Ketika masing-masing dari mereka ditanya apakah mereka memiliki saran untuk pelajar Indonesia lainnya yang sedang memikirkan atau berharap untuk studi di luar negeri, ada konsensus yang disepakati bahwa riset sangat penting. Brenda, memilih universitas pertama yang menerima lamarannya, merasa sedikit menyesal karena dia tidak sepenuhnya mempertimbangkan keputusan itu. “Be patient.” Dia menyarankan untuk meluangkan waktu untuk riset tidak hanya jurusannya tetapi juga dosen, universitasnya secara keseluruhan agar ekspektasi sepadan dengan apa yang akan didapatkan dari mengambil jurusan tersebut. Tasia juga menjelaskan bahwa sekolah seni di Barat sangat tertarik dengan kontribusi mahasiswa di kelas, "They want you to speak up and they want you to say something if you disagree with your tutor." Nadine juga merasakan hal yang sama. Dia juga menyebutkan bahwa sekolah seni di Prancis sangat menganjurkan mahasiswa untuk terlibat secara politik dan menyalurkannya minat itu ke dalam karya sang mahasiswa.

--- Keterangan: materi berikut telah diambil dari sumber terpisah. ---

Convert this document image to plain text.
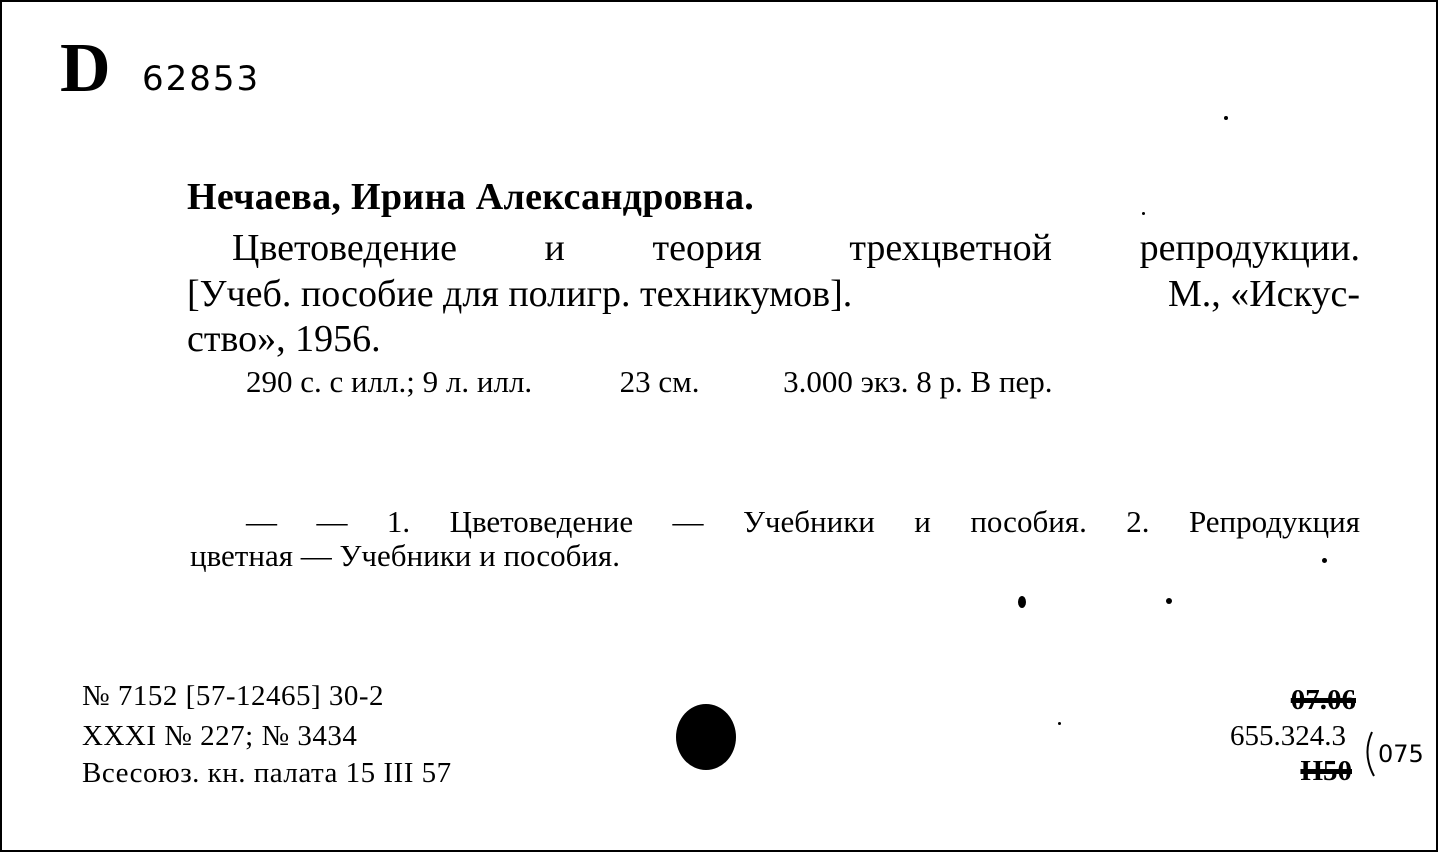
D 62853
Нечаева, Ирина Александровна.
Цветоведение и теория трехцветной репродукции.
[Учеб. пособие для полигр. техникумов].	М., «Искус-
ство», 1956.
290 с. с илл.; 9 л. илл.	23 см.	3.000 экз. 8 р. В пер.
— — 1. Цветоведение — Учебники и пособия. 2. Репродукция
цветная — Учебники и пособия.
№ 7152 [57-12465] 30-2
XXXI № 227; № 3434
Всесоюз. кн. палата 15 III 57
07.06
655.324.3
Н50
075
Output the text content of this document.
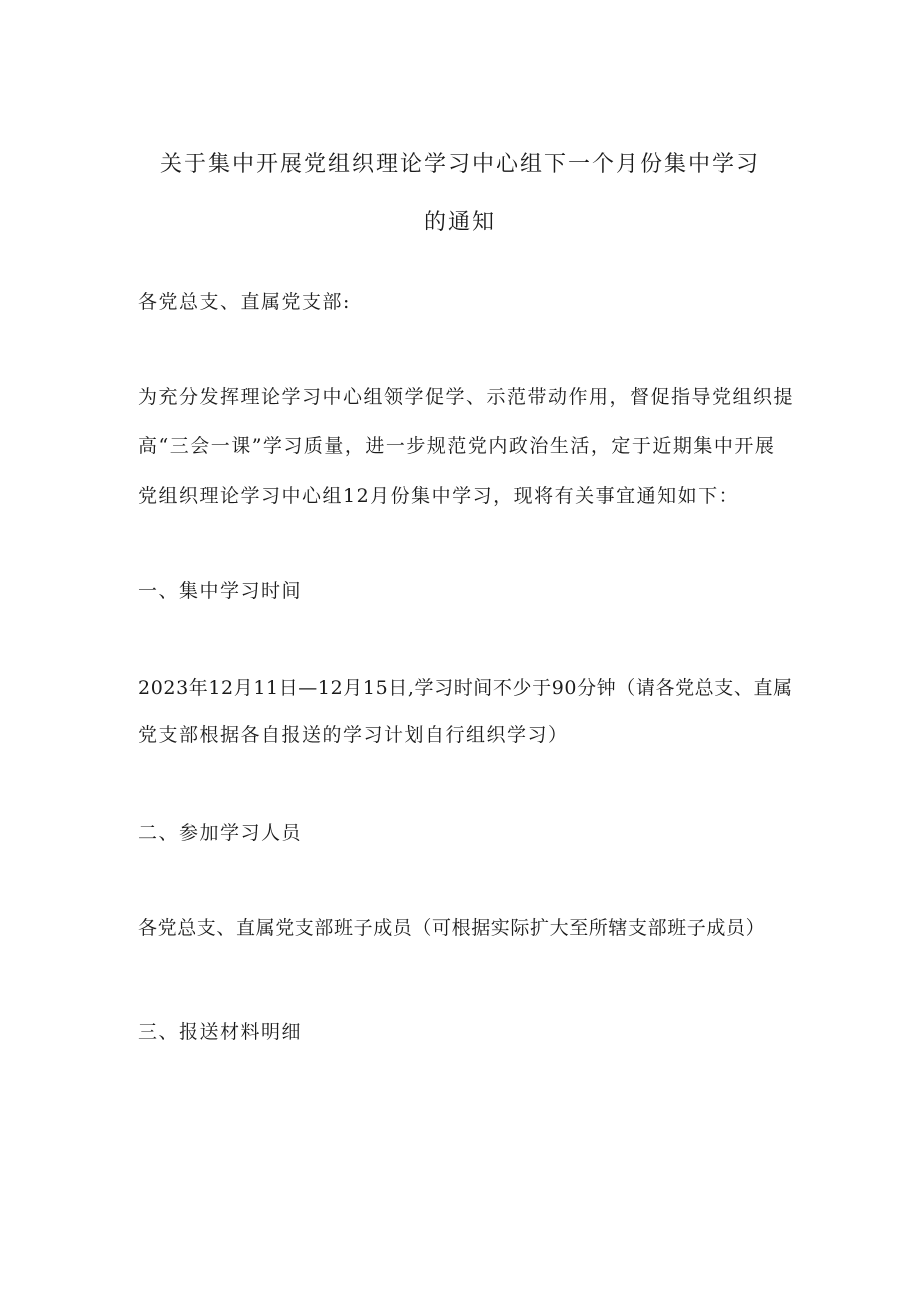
关于集中开展党组织理论学习中心组下一个月份集中学习
的通知
各党总支、直属党支部:
为充分发挥理论学习中心组领学促学、示范带动作用，督促指导党组织提
高“三会一课”学习质量，进一步规范党内政治生活，定于近期集中开展
党组织理论学习中心组12月份集中学习，现将有关事宜通知如下：
一、集中学习时间
2023年12月11日—12月15日,学习时间不少于90分钟（请各党总支、直属
党支部根据各自报送的学习计划自行组织学习）
二、参加学习人员
各党总支、直属党支部班子成员（可根据实际扩大至所辖支部班子成员）
三、报送材料明细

Berkaca pada beberapa pengalaman di atas, setiap orang memiliki alasan yang berbeda untuk menempuh studi di luar negeri. Ada yang kuliah di luar negeri karena sejalan dengan cita-cita yang mereka capai, ada yang merasa pendidikan yang ada di Indonesia kurang pas dengan keinginan mereka, dan ada juga yang akhirnya kuliah di luar karena keluarga.
Bahkan dengan semua kesulitan yang datang dengan belajar di luar negeri, Tasia masih percaya itu adalah pengalaman yang berharga. Diandra juga berpikir demikian. Dia merasa bahwa kuliah di luar negeri sangat memperluas wawasannya dan meskipun belajar itu dengan sendirinya sangat penting, banyak juga hal dapat dipelajari dari pengalaman tersebut di luar ruang kelas. Saat mempertimbangkan untuk belajar di luar negeri, pastikan untuk benar-benar memikirkan prioritas dan mengetahui mengembangkan praktik dan karier di dunia kreatif. Dengan pertimbangan menyeluruh, ada banyak keuntungan dari pengalaman kuliah di luar negeri. Kebutuhan dan motif setiap orang untuk menempuh pendidikan di luar negeri sangat unik dan beragam. Walaupun belajar di luar negeri sangat menarik dan mungkin bisa membantu pencapaian pribadi atau profesional, kuliah di luar negeri pastinya bukan menjadi urgensi bagi setiap pelajar dengan kebutuhan dan bidangnya yang berbeda-beda.